Following an uneventful 4-month healing period, integration of the implants was confirmed and intra-oral photogrammetry used to record the implant positions before a final restoration was constructed using a titanium bar with an overlaying zirconia sleeve (Figure 7).
Figure 7.
(a) Intra-oral photogrammetry; (b) final prosthesis; and (c) final restoration in situ.
Discussion
The PATZi (pterygoid, anterior, tilted, zygomatic, implants) protocol was developed for planning and performing full-arch implant treatments in patients with severely atrophic maxillae. It allows a surgeon to appropriately sequence the use of complex techniques to facilitate improved composite torque value, antero-posterior (AP) spread, and eliminate distal cantilever forces without the additional time and costs associated with grafting procedures.1
The patient's anatomy facilitated the use of bilateral pterygoids in line with the ‘P’ from PATZi. The placement of pterygoid implants requires accurate implant insertion and positioning to cross the maxillary tuberosity area and engage the dense pterygomaxillary plate. Several studies acknowledge that a learning curve is required to achieve accurate placement.2
Computer-aided design/computer-assisted manufacture (CAD/CAM) enables prosthetically driven surgical templates to be fabricated and used to pinpoint placement of pterygoid implants into the dense cortical bone, with Balshi et al finding no statistical difference in cumulative survival rates of immediately loaded pterygoid implants when placed freehand or guided (NobelGuide or NobelClinician stereolithic surgical template, Nobel Biocare Services AG, Zürich-Flughafen, Switzerland).3
This case report shows that dynamic navigation provides another potential option to achieve accurate pterygoid implant placement.4 Furthermore, dynamic navigation combined with the single-drill protocol and self-tapping threads of the Southern Implants pterygoid implant allowed for a highly efficient workflow, high primary stability, and favourable emergence.
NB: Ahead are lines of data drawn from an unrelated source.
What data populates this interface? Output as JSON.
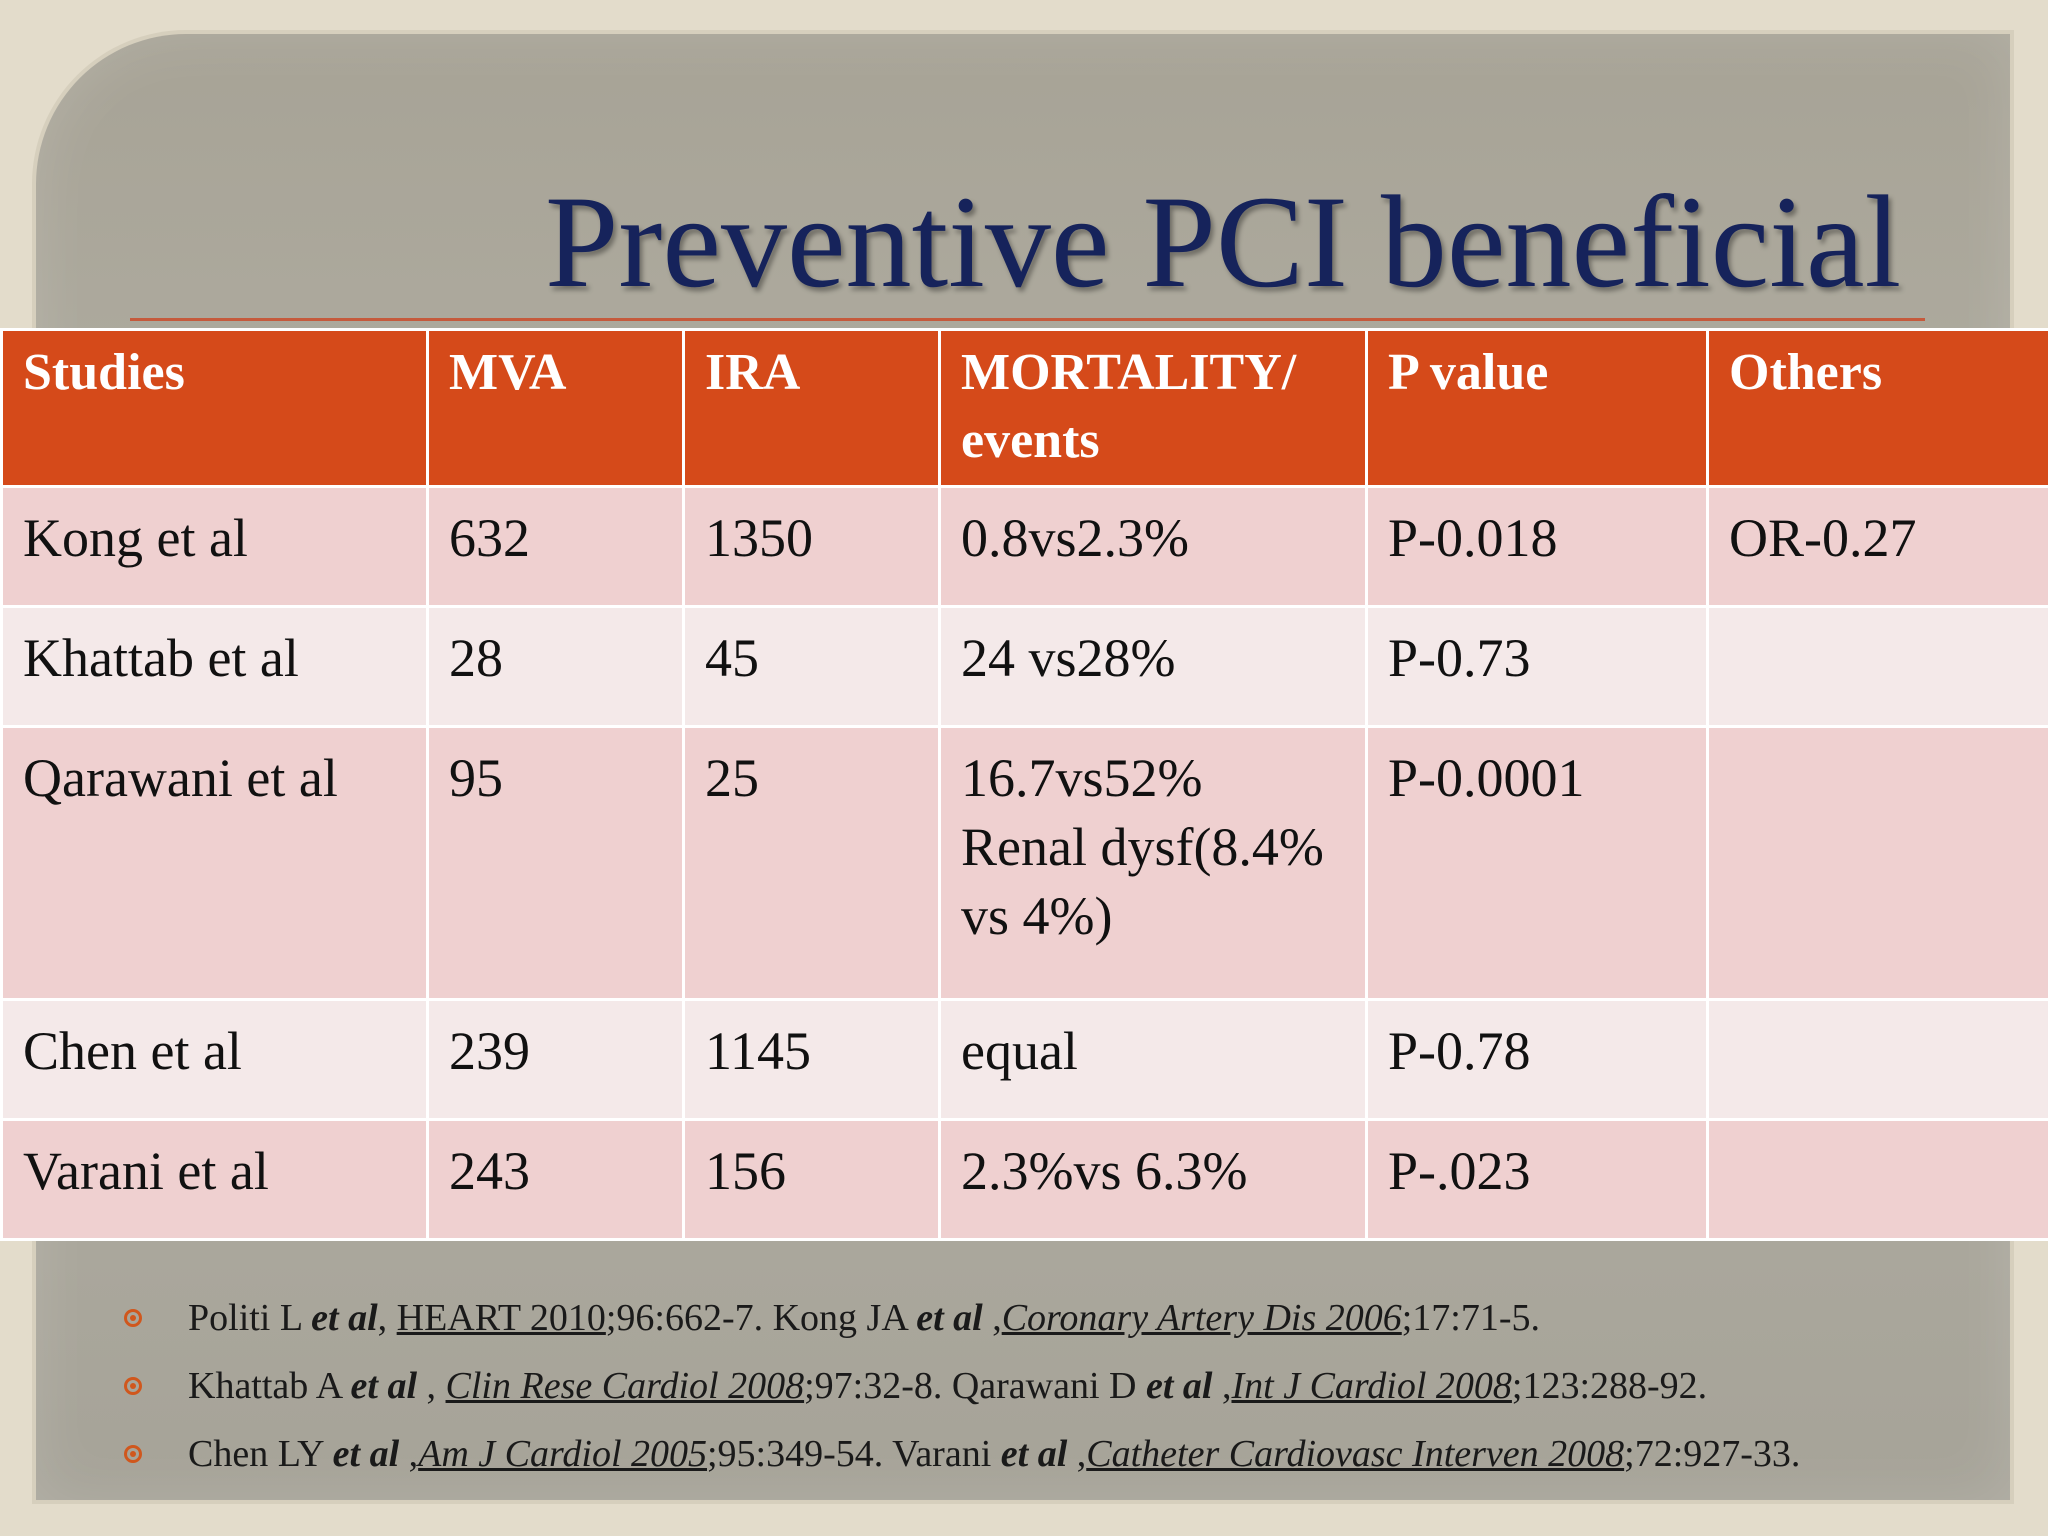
{
  "title": "Preventive  PCI beneficial",
  "table": {
    "headers": [
      "Studies",
      "MVA",
      "IRA",
      "MORTALITY/ events",
      "P value",
      "Others"
    ],
    "rows": [
      {
        "study": "Kong et al",
        "mva": "632",
        "ira": "1350",
        "mortality_lines": [
          "0.8vs2.3%"
        ],
        "p": "P-0.018",
        "others": "OR-0.27"
      },
      {
        "study": "Khattab et al",
        "mva": "28",
        "ira": "45",
        "mortality_lines": [
          "24 vs28%"
        ],
        "p": "P-0.73",
        "others": ""
      },
      {
        "study": "Qarawani et al",
        "mva": "95",
        "ira": "25",
        "mortality_lines": [
          "16.7vs52%",
          "Renal dysf(8.4%",
          "vs 4%)"
        ],
        "p": "P-0.0001",
        "others": ""
      },
      {
        "study": "Chen et al",
        "mva": "239",
        "ira": "1145",
        "mortality_lines": [
          "equal"
        ],
        "p": "P-0.78",
        "others": ""
      },
      {
        "study": "Varani et al",
        "mva": "243",
        "ira": "156",
        "mortality_lines": [
          "2.3%vs 6.3%"
        ],
        "p": "P-.023",
        "others": ""
      }
    ]
  },
  "references": [
    {
      "a1": "Politi L ",
      "a1_etal": "et al",
      "sep1": ", ",
      "j1": "HEART 2010",
      "c1": ";96:662-7.   Kong JA ",
      "a2_etal": "et al",
      "sep2": " ,",
      "j2": "Coronary Artery Dis 2006",
      "c2": ";17:71-5."
    },
    {
      "a1": "Khattab A ",
      "a1_etal": "et al",
      "sep1": " , ",
      "j1": "Clin Rese Cardiol 2008",
      "c1": ";97:32-8.  Qarawani D ",
      "a2_etal": "et al",
      "sep2": " ,",
      "j2": "Int J Cardiol 2008",
      "c2": ";123:288-92."
    },
    {
      "a1": "Chen LY ",
      "a1_etal": "et al",
      "sep1": " ,",
      "j1": "Am J Cardiol 2005",
      "c1": ";95:349-54. Varani ",
      "a2_etal": "et al",
      "sep2": " ,",
      "j2": "Catheter Cardiovasc Interven 2008",
      "c2": ";72:927-33."
    }
  ],
  "colors": {
    "header": "#d54a1a",
    "title": "#16235b",
    "row_odd": "#efd0d0",
    "row_even": "#f4e9e9",
    "bullet": "#d0571d"
  }
}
Following pterygoid placement, the ‘A’ and ‘T’ of the PATZi protocol were satisfied, with the Co-Axis subcrestal angle correction feature from Southern Implants selected as the ‘tilted’ implants to engage the limited bone while maintaining favourable screw access through the cingulum. This enabled straight MUAs to be fitted to the tilted implants, which requires less restorative space, promotes stable soft tissue, and decreases the risk of screw-loosening and/or other complications when compared to angled abutments.5,6
The digital workflow precludes the use of the Sheffield test to assess the fit of the final restoration, but a single screw, screw passivity test, as well as the radiograph confirm passivity. As such, this case report confirms the ability of intra-oral photogrammetry to produce accurately fitting restorations digitally.
Conclusion
Dynamic navigation was used for full-arch rehabilitation of a severely atrophic maxilla, including accurate and efficient placement of bilaterial pterygoid implants. Sufficient primary stability was achieved, which enabled immediate loading, and intra-oral photogrammetry facilitated a passive fit of the prosthesis. All implants integrated successfully with the final prosthesis fitted 4 months post-surgery. The patient was highly satisfied with the treatment outcome.